Platform. You know you need it, but you hate all that self-promotion. To get over that hurdle, reframe platform building into tribe building. Build a tribe of like-minded people who want to spend time with you.
Seth Godin coined the term “tribe,” and I find it a much more appealing way to look at creating a built-in readership for my books—and my work in general. I also call platform an “engaged community,” but a tribe has a warmer feeling.
After all, we want to belong to a tribe, like our family, our friends, or people who like or do the same things. And that’s the nice thing about a tribe…not only do others want to be in it with you but you want to be in it with them.
There’s one difference, though; you have to lead your tribe. And you have to attract the members to your bonfire.
Take the June Nonfiction Writing Challenge: Build Your Tribe
It’s true that the actions you take to build a tribe are not much different than those you take to grow your platform. However, when you think about this task as attracting a group of like-minded people to sit around your bonfire with you and gnaw on some bones together, the activity takes on a different feel, don’t you think? You are looking for people to hang out with and tell stories.
And that’s how you go about building a tribe: Find people with common interests to yours, and then invite them to gather around so you can spend time together.
Who Will be in Your Tribe?
To take on this month’s challenge, you must first determine who will be in your tribe. That means you need to decide what type of people would be interested in your book and your work in general. Who could you invite to sit around your bonfire? What would they want to talk about once there, and where will you find them?
Technically, this is called a market analysis. Just think of it as identifying and finding potential tribe members. That’s your first job.
Invite People into Your Tribe
Next, you have to invite people to become members of your tribe. Throw them a bone…sing songs loudly enough for them to hear…make the fire so large and bright they flock to it like moths.
How do you do this? There are so many options! You could:
- Start a Facebook, LinkedIn, or Google Plus group and invite them to join.
- Create a TwitterChat and send tweet invites to those you think would be interested.
- Develop a weekly Facebook Live event and message people to attend—or even promote it.

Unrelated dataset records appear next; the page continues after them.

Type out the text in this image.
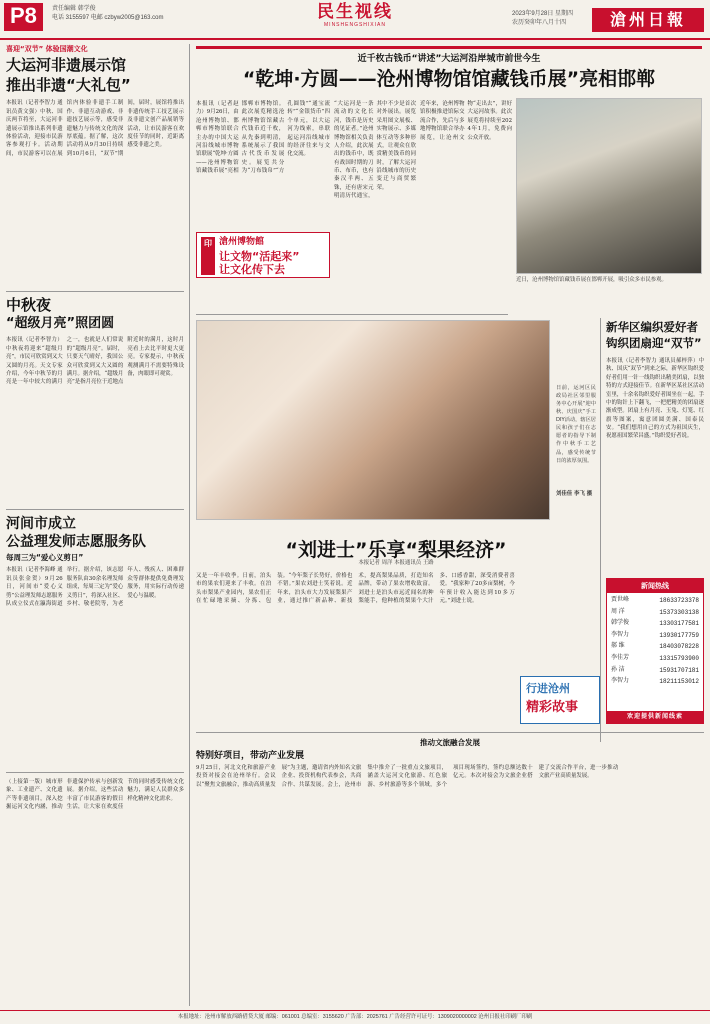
P8	责任编辑 韩学俊
电话 3155597 电邮 czbyw2005@163.com	民生视线
MINSHENGSHIXIAN
2023年9月28日 星期四
农历癸卯年八月十四	滄州日報
喜迎“双节” 体验国潮文化
大运河非遗展示馆
推出非遗“大礼包”
本报讯（记者李智力 通讯员黄文强）中秋、国庆两节将至，大运河非遗展示馆推出系列非遗体验活动，迎接市民游客参观打卡。活动期间，市民游客可以在展馆内体验非遗手工制作、非遗互动游戏、非遗技艺展示等，感受非遗魅力与传统文化的深厚底蕴。据了解，这次活动将从9月30日持续到10月6日，“双节”期间，届时，展馆将推出非遗传统手工技艺展示及非遗文创产品展销等活动，让市民游客在欢度佳节的同时，近距离感受非遗之美。
中秋夜
“超级月亮”照团圆
本报讯（记者李智力）中秋夜将迎来“超级月亮”，市民可欣赏到又大又圆的月亮。天文专家介绍，今年中秋节的月亮是一年中较大的满月之一，也就是人们常说的“超级月亮”。届时，只要天气晴好，我国公众可欣赏到又大又圆的满月。据介绍，“超级月亮”是指月亮位于近地点附近时的满月，这时月亮看上去比平时更大更亮。专家提示，中秋夜观测满月不需要特殊设备，肉眼即可观赏。
河间市成立
公益理发师志愿服务队
每周三为“爱心义剪日”
本报讯（记者李海峰 通讯员张金贺）9月26日，河间市“爱心义剪”公益理发师志愿服务队成立仪式在瀛海街道举行。据介绍，该志愿服务队由30余名理发师组成，每周三定为“爱心义剪日”，将深入社区、乡村、敬老院等，为老年人、残疾人、困难群众等群体提供免费理发服务，用实际行动传递爱心与温暖。
（上接第一版）城市形象、工业遗产、文化遗产等非遗项目，深入挖掘运河文化内涵，推动非遗保护传承与创新发展。据介绍，这些活动丰富了市民游客的假日生活，让大家在欢度佳节的同时感受传统文化魅力，满足人民群众多样化精神文化需求。
近千枚古钱币“讲述”大运河沿岸城市前世今生
“乾坤·方圆——沧州博物馆馆藏钱币展”亮相邯郸
本报讯（记者赵力）9月26日，由沧州博物馆、邯郸市博物馆联合主办的中国大运河沿线城市博物馆联展“乾坤·方圆——沧州博物馆馆藏钱币展”亮相邯郸市博物馆。此次展览精选沧州博物馆馆藏古代钱币近千枚，从先秦到明清，系统展示了我国古代货币发展史。展览共分为“刀布钱帛”“方孔圆钱”“通宝流转”“金银货币”四个单元，以大运河为线索，串联起运河沿线城市的经济往来与文化交流。
印 滄州博物館
让文物“活起来”
让文化传下去
“大运河是一条流动的文化长河，钱币是历史的见证者。”沧州博物馆相关负责人介绍，此次展出的钱币中，既有战国时期的刀币、布币，也有秦汉半两、五铢，还有唐宋元明清历代通宝，其中不少是首次对外展出。展览采用图文展板、实物展示、多媒体互动等多种形式，让观众在欣赏精美钱币的同时，了解大运河沿线城市的历史变迁与商贸繁荣。
近年来，沧州博物馆积极推进馆际交流合作，先后与多地博物馆联合举办展览，让沧州文物“走出去”，讲好大运河故事。此次展览将持续至2024年1月，免费向公众开放。
近日，沧州博物馆馆藏钱币展在邯郸开展，吸引众多市民参观。
日前，运河区民政局社区邻里服务中心开展“迎中秋、庆国庆”手工DIY活动，辖区居民和孩子们在志愿者的指导下制作中秋手工艺品，感受传统节日的浓厚氛围。
刘佳佳 李飞 摄
“刘进士”乐享“梨果经济”
本报记者 周洋 本报通讯员 王路
又是一年丰收季。日前，泊头市的果农们迎来了丰收。在泊头市梨果产业园内，果农们正在忙碌地采摘、分拣、包装。“今年梨子长势好，价格也不错。”果农刘进士笑着说。近年来，泊头市大力发展梨果产业，通过推广新品种、新技术，提高梨果品质，打造知名品牌，带动了果农增收致富。刘进士是泊头市远近闻名的种梨能手，他种植的梨果个大汁多、口感香甜，深受消费者喜爱。“我家种了20多亩梨树，今年预计收入能达到10多万元。”刘进士说。
新华区编织爱好者
钩织团扇迎“双节”
本报讯（记者李智力 通讯员郝梓萍）中秋、国庆“双节”到来之际，新华区钩织爱好者们用一针一线钩织出精美团扇，以独特的方式迎接佳节。在新华区某社区活动室里，十余名钩织爱好者围坐在一起，手中的钩针上下翻飞，一把把精美的团扇逐渐成型。团扇上有月亮、玉兔、灯笼、红旗等图案，寓意团圆美满、国泰民安。“我们想用自己的方式为祖国庆生，祝愿祖国繁荣昌盛。”钩织爱好者说。
新闻热线
贾世峰	18633723378
周 洋	15373303138
韩学俊	13303177581
李智力	13930177759
郝 维	18403078228
李佳芳	13315793900
孙 洁	15931707181
李智力	18211153012
欢迎提供新闻线索
行进沧州
精彩故事
推动文旅融合发展
特别好项目，带动产业发展
9月25日，河北文化和旅游产业投资对接会在沧州举行。会议以“聚焦文旅融合，推动高质量发展”为主题，邀请省内外知名文旅企业、投资机构代表参会，共商合作、共谋发展。会上，沧州市集中推介了一批重点文旅项目，涵盖大运河文化旅游、红色旅游、乡村旅游等多个领域，多个项目现场签约，签约总额达数十亿元。本次对接会为文旅企业搭建了交流合作平台，进一步推动文旅产业高质量发展。
本报地址：沧州市解放西路借贷大厦 邮编：061001 总编室：3155620 广告部：2025761 广告经营许可证号：1309020000002 沧州日报社印刷厂印刷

- Create a weekly email message; share it on social media but get all the respondents onto a segmented list for your tribe.
- Start a blog, and invite people to subscribe to it.
- Create a podcast or YouTube station and share episodes on your social networks.
The ways to gather people around you are endless! Pick one or two that feel the most comfortable to you and that you feel your potential tribe members will enjoy.
Give Potential Tribe Members What They Want and Need
If you’ve done a good job of studying your potential tribe members, you’ll know their problems and questions—what they want to talk about around the fire. Now you can set about solving and answering them—telling them stories.
In other words, you need to begin providing valuable content everywhere you can. Attract tribe members by offering something highly beneficial at your bonfire.
Lead Your Tribe!
Next, lead your tribe! How do you do that?
First, behave like the expert you are. Step into that role. Don’t feel like an imposter. Nonfiction writers are experts. And be a good role model.
Second, step up and into your role as an authority and author. Fake it ’till you make it. Act as if you do, indeed, lead a large tribe and have a book (if you don’t already). That confidence attracts tribe members (as long as you behave and speak without ego).
Third, share your message. Get your message out where it can be heard or read. Find other authors, bloggers, or experts, and comment on their posts. Share your blog posts or excerpts from your books. Allow people to realize you are a leader in your field or industry by speaking up.
Fourth, make decisions. You are the leader. You decide how your tribe is run. You make the rules…but always listen to your tribe members to be sure you are meeting their needs. Plus, decisions tend to produce actions. You go from decision to commitment to action, and your tribe members will follow suit.
Fifth, engage with your tribe members. See yourself as a tribemate… Yes, you are the leader, but you must always be part of the tribe as well and remind the members you are just like them. Sit with them around the bonfire. Share you bones with them. Ask them what matters to them. Get involved, and they will respond likewise.
Time to take on the challenge! Go out there and build your tribe.
What type of tribe are you creating, and how do you plan to attract your tribemates?